Paper checks are the most widely used type of non-cash payments in the United States. The electronic check (eCheck) is an all-electronic enhancement to the paper check, based on existing check law. This white paper briefly compares paper and echecks, based on five categories: usage, cost, allowance for errors, risk management, and information richness.
Financial institutions have been trying for over twenty years to change their customers’ behavior from the paper check to electronic transactions, with limited success. As can be seen by the table below, paper checks continue to be popular, and their use continues to grow.
Growth in Volume
|All Credit Card|
Source: Bank for International Settlement 12/97 (except ACH). Volume in Millions
1Source NACHA, 2CHIPS + FedWire
Both payers and payees value checks for many reasons, including providing a low-cost, user-controlled, ubiquitous solution to both payments and receipts.
Electronic checks, while certainly not ubiquitous, capture the important characteristics and end-user benefits of paper checks in an all-electronic form. They provide a peer-to-peer solution for direct exchange, are usable against existing bank accounts, are based on existing business practices, don’t require an active third party, and ensure that control of the transaction and timing remains in the hands of the transacting parties.
In spite of their popularity and widespread use, there are few reliable studies on the actual cost of paper checks to businesses. Estimates for a life cycle cost range between $.75 through $3.00 per check. Typically the costs fall into three main categories: supplies, handling, and uncollected checks. Supply costs include check stock, envelopes, deposit slips, printer supplies, signature stamps or plates, and postage. Business handling costs include the personnel costs for a wide range of activities such as stuffing and opening envelopes, routing, reading, entering and re-entering payment information, filing, sorting, creating deposit slips, researching returned items, reconciling accounts, etc. Bank handling costs include encoding, filing, lookup, balancing, sorting, clearing, transportation, statement rendering, processing, research, exception handling, etc. Uncollected checks include items returned for insufficient funds, stop payments, and fraudulent items. While all these activities sound small, together they are estimated to amount to annual expenses over $40 billion. Losses alone due to fraud and uncollectable checks are estimated by the Tower Group to be $14.5 billion in 1995.
Electronic checks significantly reduce the ongoing operating costs and losses associated with check payments. They make use of the Internet for nearly ubiquitous communication, and eliminate most of the manual steps required by paper checks. eChecks also enable, as discussed below, payment information to flow directly between payer and payee with the check. The eCheck system substitutes a higher up front cost in customer identification and state of the art security to reduce the costs associated with fraudulent checks. Since the system is fully automated, and echecks are protected against forgery or alteration, echecks will significantly reduce fraud while remaining easy to reconcile due to payer assigned check numbers. Overall, when widely used, echecks will save payers and payees significant expenses.
Allowance for Errors
Paper checks are a very forgiving payment system. Many types of errors can occur — yet the checks still get processed, cleared, and settled. Dates and signatures can be accidentally omitted, amounts can be encoded improperly, or the checks can fail to be automatically read by the processing equipment. In any of these events, the checks are passed through the system, sometimes after repair with a new MICR encoding strip.
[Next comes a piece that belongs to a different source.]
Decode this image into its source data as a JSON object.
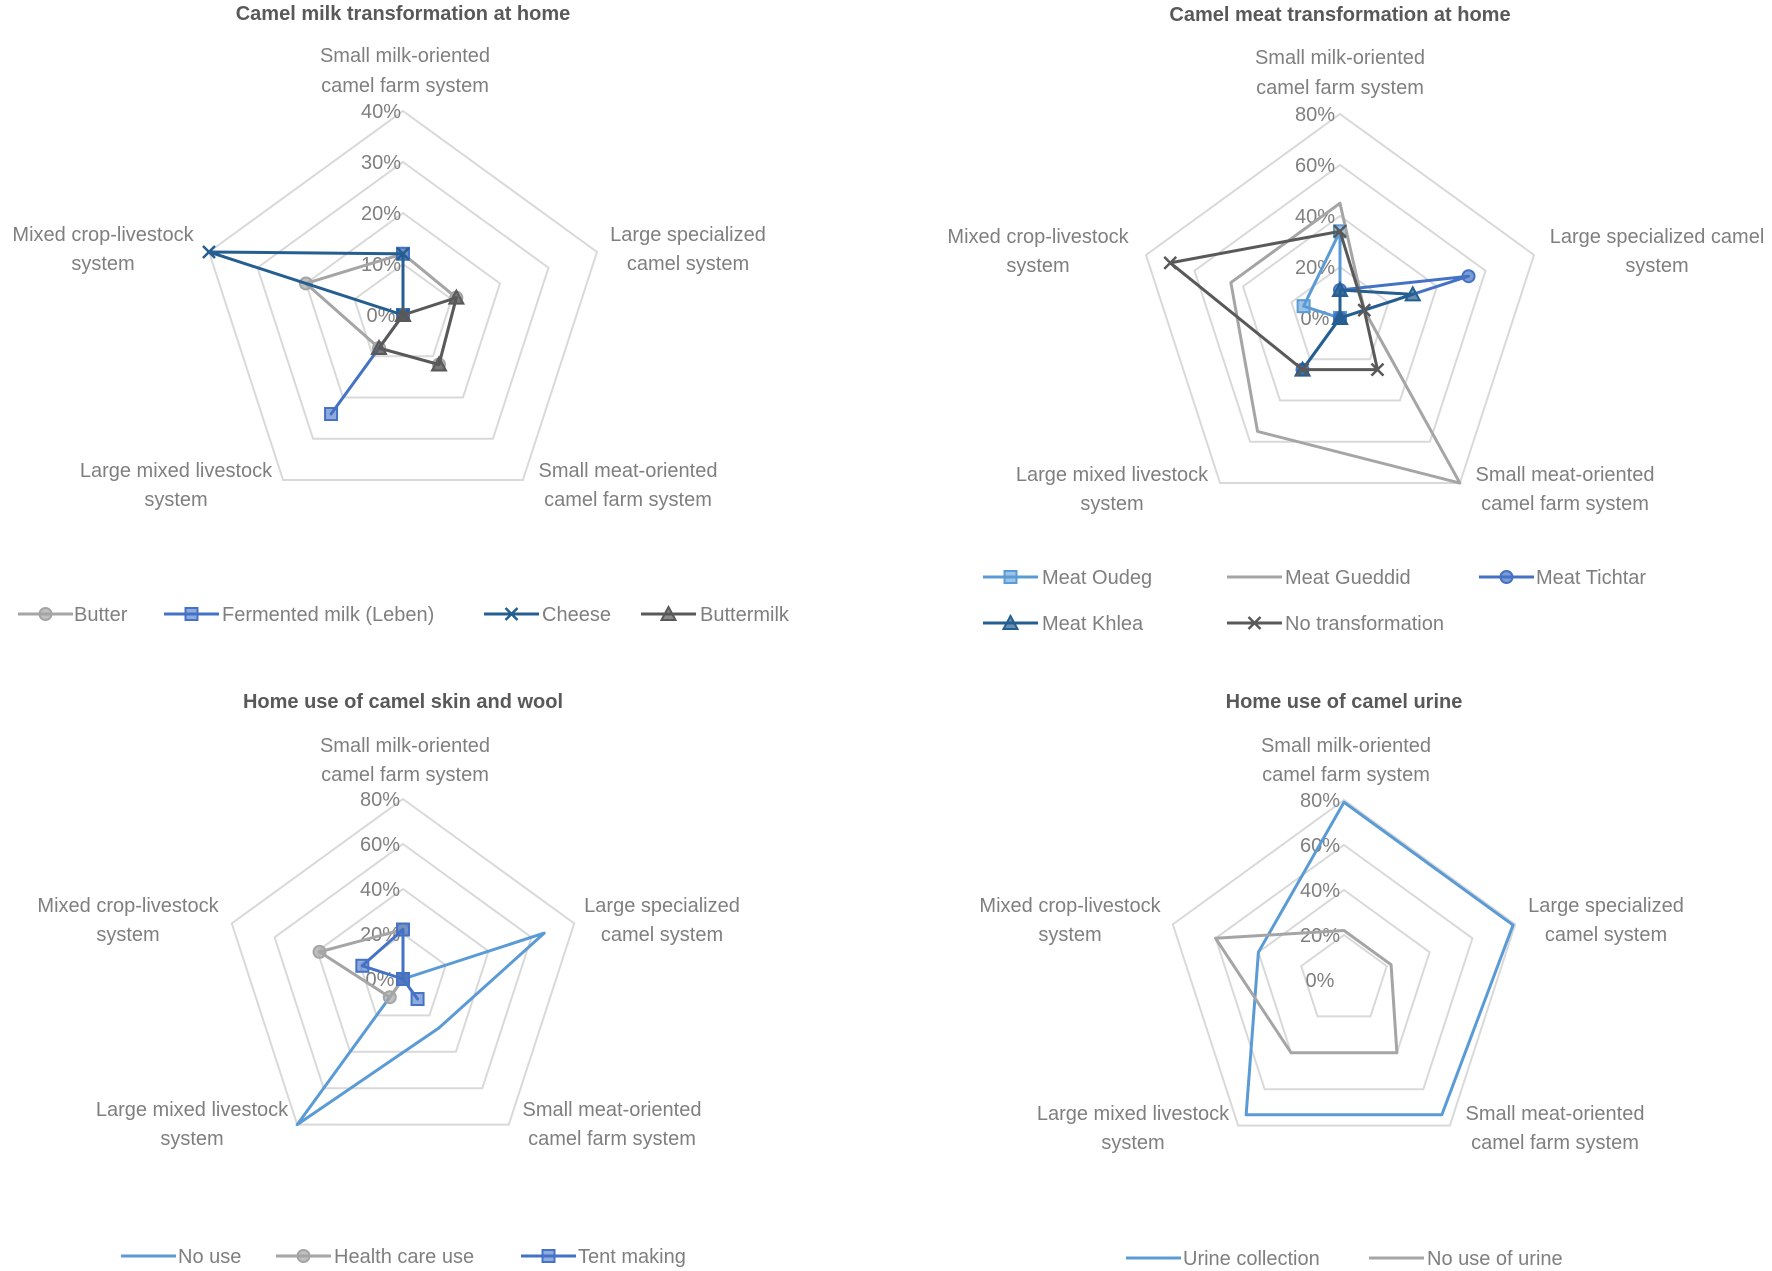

Electronic checks are not forgiving of errors, in fact, the eCheck system prevents erroneous payments altogether. Due to the use of strong digital signatures, and automated software edits, echecks must be completely and accurately created and digitally signed by an authorized party before they can be processed. This will dramatically reduce errors in the system, resulting in improved efficiency and lower operating costs for all involved.
Paper checks have provided us with a rich risk management environment by allowing a business to determine how much risk to accept on a per transaction basis. Businesses are free to establish transaction limits, require identification, use verification or guarantee services, ship before or after payment, etc. Banks have also developed sophisticated risk management practices for accounts and transactions to fight fraudulent transactions.
Electronic check builds upon these practices, and reinforces the control and distributed nature of risk prevention and management between all the parties involved in a transaction. The use of strong digital signatures and certificates greatly enhances the transacting parties ability to assess the validity of a transaction automatically, further reducing risk.
Paper checks themselves are not typically thought of as an information rich transaction. However, when compared to the information contained in most other electronic transactions, checks do carry more information. Unfortunately, this information is typically not in a form that can be captured and is therefore unusable. Beyond the information contained on the check itself, checks are most often presented with additional information, such as a remittance or invoice copy, that which must be manually entered into systems.
Electronic checks enhance the information value of paper checks substantially. First, the information carried on the eCheck itself is in a form that allows it to be usable. Second, by design, echecks can have unlimited information, in any format, attached and sent with the payment, much like a paper envelope can carry additional pages. Since this information is already in electronic form, it will be much easier to integrate into existing systems without manual re-entry, saving significant time and effort.